Roof Inspection, Moisture Survey Vital to Repair-or-Replace Decision
Part two of a four-part article on roof assessments
Two activities can give managers the vital information they need to make a repair-or-replace decision — a detailed roof inspection and a roof moisture survey.
Weather, standing water, and foot traffic are the enemies of roofs. All three can lead to moisture penetration of the roof’s surface. While technicians can use different inspection techniques, all are looking for the impact that weather, standing water, and foot traffic have on the roof’s ability to perform.
For all roofs, the technician should closely review all flashing for failed joints, loose or missing sections, or areas where it has separated from the roof’s surface or the material it is attached to. Failed flashing is a common source of roof-penetration problems.
For all pitched roofs, inspectors should look for visible damage to the surface. For asphalt shingle roofs, typical physical damage includes cracked or missing shingles, granular loss, and curling. For tile and slate roofs, cracked or chipped tiles and missing or loose tiles are signs of trouble. For metal roofs, corrosion of panels and fasteners, damaged or loose panels, and failing fasteners require further attention.
Flat roofs require close inspection of all areas of the membrane and penetrations. Inspectors should look for signs of ponding of water, blocked or improperly installed roof drains, punctures of the roof membrane, failed seams, blisters, soft areas, and the growth of vegetation.
While visual inspections will identify damage to the roof’s surface, they will not identify areas where water penetration has damaged the insulation. Technicians can use a number of non-destructive test methods to survey a roof for damaged insulation, including infrared thermography, nuclear moisture testing, and electrical-impedance testing.
Technicians should conduct infrared thermography surveys at night. The tests produce the most accurate results when the membrane is dry, the air temperature is cool, and there is no wind. Under those conditions, the wet insulation retains the heat from the day’s sun and shows up in the scan as being warmer than dry insulation. Infrared thermography does not work well on foam or other closed-cell insulation that cannot absorb water, and several situations — mechanical equipment discharging heat onto the roof or shade that results in unequal heating during the day — can create misleading conditions.
In nuclear moisture testing, technicians expose the roof to a low level of neutron emissions. When the neutrons collide with the hydrogen in water located within roof insulation, they slow down.
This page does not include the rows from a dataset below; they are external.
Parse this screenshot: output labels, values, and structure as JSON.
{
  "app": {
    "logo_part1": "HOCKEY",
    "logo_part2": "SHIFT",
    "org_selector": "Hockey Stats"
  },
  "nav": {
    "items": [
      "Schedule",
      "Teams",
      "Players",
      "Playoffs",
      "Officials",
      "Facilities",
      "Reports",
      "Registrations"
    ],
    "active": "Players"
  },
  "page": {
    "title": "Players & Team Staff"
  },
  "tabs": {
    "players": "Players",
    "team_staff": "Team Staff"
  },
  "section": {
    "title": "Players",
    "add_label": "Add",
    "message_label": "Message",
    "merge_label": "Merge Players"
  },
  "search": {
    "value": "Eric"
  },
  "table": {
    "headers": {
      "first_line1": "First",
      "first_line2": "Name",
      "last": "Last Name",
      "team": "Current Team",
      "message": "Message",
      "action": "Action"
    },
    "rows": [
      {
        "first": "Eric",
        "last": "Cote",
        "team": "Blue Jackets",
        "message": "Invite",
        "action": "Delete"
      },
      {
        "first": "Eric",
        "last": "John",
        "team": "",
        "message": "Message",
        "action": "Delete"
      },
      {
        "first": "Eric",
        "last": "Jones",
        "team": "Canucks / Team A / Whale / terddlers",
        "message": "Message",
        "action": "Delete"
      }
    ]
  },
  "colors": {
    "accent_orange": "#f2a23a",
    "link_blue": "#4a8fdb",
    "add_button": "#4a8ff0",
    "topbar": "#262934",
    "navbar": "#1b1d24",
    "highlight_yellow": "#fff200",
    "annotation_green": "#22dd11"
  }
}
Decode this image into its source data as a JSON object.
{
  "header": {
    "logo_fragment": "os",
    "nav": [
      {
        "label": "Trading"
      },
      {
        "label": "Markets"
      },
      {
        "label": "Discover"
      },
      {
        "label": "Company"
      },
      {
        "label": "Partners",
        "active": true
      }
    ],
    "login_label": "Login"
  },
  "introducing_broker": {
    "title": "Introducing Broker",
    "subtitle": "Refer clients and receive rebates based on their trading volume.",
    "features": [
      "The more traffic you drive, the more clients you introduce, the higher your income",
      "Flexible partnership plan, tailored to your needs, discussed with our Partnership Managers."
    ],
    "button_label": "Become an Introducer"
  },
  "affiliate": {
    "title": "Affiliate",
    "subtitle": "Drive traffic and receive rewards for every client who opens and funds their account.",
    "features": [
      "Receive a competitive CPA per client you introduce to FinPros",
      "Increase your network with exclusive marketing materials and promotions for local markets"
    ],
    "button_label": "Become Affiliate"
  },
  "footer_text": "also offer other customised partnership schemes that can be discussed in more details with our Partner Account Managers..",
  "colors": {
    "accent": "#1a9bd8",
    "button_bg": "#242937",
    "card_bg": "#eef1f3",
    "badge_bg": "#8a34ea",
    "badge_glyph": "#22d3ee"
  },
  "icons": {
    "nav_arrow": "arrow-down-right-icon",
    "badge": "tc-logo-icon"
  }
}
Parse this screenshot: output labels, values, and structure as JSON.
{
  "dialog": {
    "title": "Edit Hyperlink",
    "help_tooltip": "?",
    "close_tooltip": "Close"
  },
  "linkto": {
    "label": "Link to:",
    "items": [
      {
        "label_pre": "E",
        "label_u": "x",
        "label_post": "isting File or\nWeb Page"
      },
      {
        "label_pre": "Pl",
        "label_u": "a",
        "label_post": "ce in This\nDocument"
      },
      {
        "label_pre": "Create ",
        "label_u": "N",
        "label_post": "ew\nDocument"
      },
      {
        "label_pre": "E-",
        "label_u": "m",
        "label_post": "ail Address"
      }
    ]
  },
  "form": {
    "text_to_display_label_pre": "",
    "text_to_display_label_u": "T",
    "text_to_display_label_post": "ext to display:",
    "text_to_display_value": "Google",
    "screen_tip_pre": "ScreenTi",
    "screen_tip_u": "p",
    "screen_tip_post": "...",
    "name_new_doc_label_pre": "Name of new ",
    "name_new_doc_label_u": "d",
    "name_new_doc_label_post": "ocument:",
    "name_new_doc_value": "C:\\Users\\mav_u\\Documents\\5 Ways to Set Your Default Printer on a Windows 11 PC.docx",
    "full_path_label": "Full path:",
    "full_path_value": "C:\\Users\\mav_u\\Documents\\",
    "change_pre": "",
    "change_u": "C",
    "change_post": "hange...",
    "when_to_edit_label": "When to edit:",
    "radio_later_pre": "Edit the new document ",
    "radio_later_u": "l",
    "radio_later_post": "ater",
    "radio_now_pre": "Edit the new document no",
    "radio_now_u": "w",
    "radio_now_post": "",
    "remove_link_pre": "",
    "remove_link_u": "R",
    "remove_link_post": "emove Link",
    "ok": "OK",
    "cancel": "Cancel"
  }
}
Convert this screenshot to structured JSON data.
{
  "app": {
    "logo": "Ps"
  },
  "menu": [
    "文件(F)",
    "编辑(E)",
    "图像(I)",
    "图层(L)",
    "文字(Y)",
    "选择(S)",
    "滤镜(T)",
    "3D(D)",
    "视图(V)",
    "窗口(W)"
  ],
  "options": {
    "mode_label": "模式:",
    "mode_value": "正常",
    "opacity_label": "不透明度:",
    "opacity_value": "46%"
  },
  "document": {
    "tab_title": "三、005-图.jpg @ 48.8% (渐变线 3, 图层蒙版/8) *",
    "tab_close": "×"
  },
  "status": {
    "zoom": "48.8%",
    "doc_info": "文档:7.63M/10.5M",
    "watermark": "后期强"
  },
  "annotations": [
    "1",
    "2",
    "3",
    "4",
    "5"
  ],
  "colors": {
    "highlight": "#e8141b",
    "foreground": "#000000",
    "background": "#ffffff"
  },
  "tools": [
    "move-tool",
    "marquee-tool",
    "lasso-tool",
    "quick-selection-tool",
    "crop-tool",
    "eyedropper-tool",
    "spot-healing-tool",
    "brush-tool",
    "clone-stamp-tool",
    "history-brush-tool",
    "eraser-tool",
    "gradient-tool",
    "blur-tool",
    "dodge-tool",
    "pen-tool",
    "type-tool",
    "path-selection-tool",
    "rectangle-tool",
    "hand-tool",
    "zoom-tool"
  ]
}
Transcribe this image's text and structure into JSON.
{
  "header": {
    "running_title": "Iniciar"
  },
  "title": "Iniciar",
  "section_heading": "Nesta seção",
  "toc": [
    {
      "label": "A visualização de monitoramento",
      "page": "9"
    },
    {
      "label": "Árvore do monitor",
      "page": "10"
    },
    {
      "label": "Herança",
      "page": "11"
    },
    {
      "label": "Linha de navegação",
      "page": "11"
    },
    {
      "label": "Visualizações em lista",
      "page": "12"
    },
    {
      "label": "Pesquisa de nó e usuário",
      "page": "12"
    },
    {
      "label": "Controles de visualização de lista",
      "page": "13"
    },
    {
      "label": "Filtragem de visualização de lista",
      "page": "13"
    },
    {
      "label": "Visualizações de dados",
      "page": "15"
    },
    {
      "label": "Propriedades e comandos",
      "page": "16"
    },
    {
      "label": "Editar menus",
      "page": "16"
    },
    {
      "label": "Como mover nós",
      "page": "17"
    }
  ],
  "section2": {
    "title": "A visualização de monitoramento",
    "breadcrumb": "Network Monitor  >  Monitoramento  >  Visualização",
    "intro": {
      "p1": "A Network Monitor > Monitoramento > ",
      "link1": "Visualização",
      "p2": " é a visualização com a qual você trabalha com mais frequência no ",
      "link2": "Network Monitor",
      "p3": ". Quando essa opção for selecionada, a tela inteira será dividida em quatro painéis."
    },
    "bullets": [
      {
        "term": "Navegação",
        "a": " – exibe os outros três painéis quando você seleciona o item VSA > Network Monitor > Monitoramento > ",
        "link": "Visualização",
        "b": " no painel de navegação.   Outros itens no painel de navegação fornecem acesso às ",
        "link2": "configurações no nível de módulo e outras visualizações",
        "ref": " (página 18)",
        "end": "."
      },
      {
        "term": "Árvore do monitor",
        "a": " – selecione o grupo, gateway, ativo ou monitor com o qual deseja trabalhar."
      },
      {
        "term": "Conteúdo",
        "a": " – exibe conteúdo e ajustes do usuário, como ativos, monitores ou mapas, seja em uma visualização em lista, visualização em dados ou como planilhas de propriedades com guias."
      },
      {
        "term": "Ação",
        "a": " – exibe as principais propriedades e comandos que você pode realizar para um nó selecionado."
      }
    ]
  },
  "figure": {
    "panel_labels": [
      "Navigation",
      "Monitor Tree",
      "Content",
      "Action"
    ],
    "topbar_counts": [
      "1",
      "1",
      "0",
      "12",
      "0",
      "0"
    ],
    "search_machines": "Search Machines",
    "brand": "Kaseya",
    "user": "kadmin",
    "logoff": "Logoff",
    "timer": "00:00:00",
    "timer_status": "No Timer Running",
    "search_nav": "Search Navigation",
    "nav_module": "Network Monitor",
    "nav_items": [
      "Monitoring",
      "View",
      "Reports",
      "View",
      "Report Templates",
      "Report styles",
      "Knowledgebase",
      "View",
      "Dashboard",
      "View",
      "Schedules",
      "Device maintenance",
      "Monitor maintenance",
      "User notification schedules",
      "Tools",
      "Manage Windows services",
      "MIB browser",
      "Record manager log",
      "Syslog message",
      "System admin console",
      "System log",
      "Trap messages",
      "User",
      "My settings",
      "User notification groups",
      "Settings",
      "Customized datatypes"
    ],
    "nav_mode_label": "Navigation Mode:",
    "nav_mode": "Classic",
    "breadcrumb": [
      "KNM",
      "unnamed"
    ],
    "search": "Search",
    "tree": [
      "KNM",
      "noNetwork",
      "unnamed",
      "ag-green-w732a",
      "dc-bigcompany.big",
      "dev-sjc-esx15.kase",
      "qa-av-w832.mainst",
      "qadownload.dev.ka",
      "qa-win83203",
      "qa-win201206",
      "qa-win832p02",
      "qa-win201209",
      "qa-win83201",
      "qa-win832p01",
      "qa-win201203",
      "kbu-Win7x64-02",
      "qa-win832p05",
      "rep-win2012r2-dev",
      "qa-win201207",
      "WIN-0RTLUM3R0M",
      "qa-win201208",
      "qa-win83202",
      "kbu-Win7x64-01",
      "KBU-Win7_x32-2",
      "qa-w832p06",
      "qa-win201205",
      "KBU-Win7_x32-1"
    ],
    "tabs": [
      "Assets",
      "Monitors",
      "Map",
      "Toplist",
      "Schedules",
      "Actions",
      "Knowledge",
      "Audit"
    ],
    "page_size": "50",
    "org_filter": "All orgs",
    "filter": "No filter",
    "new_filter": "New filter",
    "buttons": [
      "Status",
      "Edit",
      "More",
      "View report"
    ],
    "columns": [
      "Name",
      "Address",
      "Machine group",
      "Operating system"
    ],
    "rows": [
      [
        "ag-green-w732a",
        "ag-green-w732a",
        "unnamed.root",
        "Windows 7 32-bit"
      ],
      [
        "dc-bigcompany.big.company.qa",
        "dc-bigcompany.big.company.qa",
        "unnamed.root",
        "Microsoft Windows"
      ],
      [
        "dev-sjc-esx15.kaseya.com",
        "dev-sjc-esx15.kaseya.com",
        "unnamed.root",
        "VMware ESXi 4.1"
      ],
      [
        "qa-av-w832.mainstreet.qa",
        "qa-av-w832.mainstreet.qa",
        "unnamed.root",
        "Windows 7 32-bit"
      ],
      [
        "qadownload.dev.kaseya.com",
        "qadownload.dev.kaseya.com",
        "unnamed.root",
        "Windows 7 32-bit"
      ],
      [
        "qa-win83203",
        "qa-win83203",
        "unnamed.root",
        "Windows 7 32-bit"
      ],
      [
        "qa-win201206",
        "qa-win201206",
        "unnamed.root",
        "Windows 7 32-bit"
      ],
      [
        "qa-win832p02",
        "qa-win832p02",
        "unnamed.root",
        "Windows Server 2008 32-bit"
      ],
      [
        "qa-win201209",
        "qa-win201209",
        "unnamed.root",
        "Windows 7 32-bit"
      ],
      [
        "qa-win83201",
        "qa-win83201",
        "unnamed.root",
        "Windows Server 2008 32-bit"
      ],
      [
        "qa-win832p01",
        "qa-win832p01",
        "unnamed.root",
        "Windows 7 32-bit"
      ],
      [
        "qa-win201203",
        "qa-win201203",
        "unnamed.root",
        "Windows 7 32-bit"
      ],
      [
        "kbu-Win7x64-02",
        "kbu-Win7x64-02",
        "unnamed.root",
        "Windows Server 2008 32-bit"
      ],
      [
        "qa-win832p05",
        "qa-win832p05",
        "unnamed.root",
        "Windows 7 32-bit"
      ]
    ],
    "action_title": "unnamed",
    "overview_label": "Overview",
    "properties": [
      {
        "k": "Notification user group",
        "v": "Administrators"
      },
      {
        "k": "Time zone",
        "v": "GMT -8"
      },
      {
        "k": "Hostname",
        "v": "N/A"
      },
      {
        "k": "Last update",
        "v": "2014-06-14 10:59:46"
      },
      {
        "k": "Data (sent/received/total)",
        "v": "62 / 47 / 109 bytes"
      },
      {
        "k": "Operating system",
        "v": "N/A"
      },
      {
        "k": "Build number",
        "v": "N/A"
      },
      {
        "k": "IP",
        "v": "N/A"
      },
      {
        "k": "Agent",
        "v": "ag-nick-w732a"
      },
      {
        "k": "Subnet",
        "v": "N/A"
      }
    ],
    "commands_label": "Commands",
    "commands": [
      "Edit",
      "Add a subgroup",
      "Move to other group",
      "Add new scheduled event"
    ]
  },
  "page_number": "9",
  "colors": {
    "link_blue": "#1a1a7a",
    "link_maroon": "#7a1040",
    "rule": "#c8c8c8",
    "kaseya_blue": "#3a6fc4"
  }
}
By detecting the change in speed of the neutrons, technicians can determine moisture levels within the insulation. They can use data from the survey to produce a map of the moisture level in the insulation. Nuclear scans are more expensive than infrared thermography, but technicians can perform them during the day.
Electrical capacitance testing works on the principle that since water conducts electricity, wet insulation will have different electrical properties than dry insulation. Testing the roof’s insulation capacitance on a grid basis produces a map of areas where water has damaged insulation.
The cost of capacitance testing is between that of infrared and nuclear moisture testing. Managers should know that the process cannot be used on some membranes that are electrical conductors, such as EPDM roofs and those with aluminum coatings.